После восьми выскакиваний, которые не всегда отзывались в душе разором лунного блеска (были и простые мрачные ночи), недели за две все мыши были изведены. В домашней темноте стали слышаться лишь журчание электрического счетчика и мурлыканье Нюры. Но сердцу от этого не стало покойнее.
А тем временем полетели желтые листья, и соседский клен напротив нашего окна в одну ночь сбросил одежды. Сбросил на то самое место, где стоял возле калитки первый хозяин соседского дома Дмитрий Иванович Павлов.
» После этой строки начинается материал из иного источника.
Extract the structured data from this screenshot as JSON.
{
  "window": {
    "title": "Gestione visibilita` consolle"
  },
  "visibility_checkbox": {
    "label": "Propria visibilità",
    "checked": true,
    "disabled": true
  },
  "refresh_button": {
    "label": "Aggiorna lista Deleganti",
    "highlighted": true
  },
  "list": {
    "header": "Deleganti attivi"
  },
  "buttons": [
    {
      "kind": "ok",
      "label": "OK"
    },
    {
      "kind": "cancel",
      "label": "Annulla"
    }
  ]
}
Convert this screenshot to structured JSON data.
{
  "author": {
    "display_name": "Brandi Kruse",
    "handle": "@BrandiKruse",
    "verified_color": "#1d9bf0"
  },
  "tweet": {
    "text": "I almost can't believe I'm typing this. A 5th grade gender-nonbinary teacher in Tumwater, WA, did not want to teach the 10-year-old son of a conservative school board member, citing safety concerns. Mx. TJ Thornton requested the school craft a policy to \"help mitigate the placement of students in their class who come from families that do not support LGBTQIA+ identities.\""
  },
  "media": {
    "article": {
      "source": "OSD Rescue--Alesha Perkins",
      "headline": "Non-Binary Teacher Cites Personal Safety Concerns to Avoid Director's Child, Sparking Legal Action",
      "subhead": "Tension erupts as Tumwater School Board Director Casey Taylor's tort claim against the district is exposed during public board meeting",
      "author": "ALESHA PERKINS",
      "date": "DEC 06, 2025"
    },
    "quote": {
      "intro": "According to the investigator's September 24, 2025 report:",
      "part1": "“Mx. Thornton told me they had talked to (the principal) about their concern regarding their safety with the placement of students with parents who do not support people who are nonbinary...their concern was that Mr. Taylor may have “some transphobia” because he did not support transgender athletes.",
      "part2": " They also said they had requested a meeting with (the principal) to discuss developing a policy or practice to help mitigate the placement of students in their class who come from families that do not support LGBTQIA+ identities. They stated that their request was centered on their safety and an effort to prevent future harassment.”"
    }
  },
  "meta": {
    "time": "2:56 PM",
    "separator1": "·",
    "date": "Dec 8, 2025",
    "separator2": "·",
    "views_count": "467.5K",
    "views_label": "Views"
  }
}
Лидия говорила, что он — сын земского врача, и надо быть ею, чтобы так понимать слово «земский». Безоговорочным признанием высшего качества звучал ее голос. Дмитрий Иванович стоял возле калитки в белой сорочке, расстегнутой наверху, и казался родней июньского вечера, который вбирал его в свое постепенное угасание. Лишь цвет сорочки не поддавался закату. Когда мы подошли, Дмитрий Иванович спросил: «Вам чем-нибудь помочь, Лидия Владимировна?» Спросил так, словно тепло сумерек перешло в его голос.
Клен, конечно, не помнил его, как не помнила дорога в щебенке и многое, что явилось позднее, зато тень Дмитрия Ивановича придерживалась этих мест, как будто понимая, что здесь обитает его душа. Ей, душе, теперь вряд ли понравилось бы, что желание помощи, которым она жила, остыло в людях, хищническая круговерть замутила глаза и обратила соседское бытование в торжество сребролюбия. Казалось, вопреки физиологии, люди стали смотреть не для того, чтобы видеть, а чтобы не видеть, как женщина рядом, одна занимаясь садом, в заботах по горло, вынуждена терпеть дичайшее себялюбие, не признающее ни правил соседства, ни нормальных человеческих отношений: то расчищать канавы, нарушенные чужими машинами, то отводить чужую воду, бьющую в сад, то что-то еще, ненужное и пустое.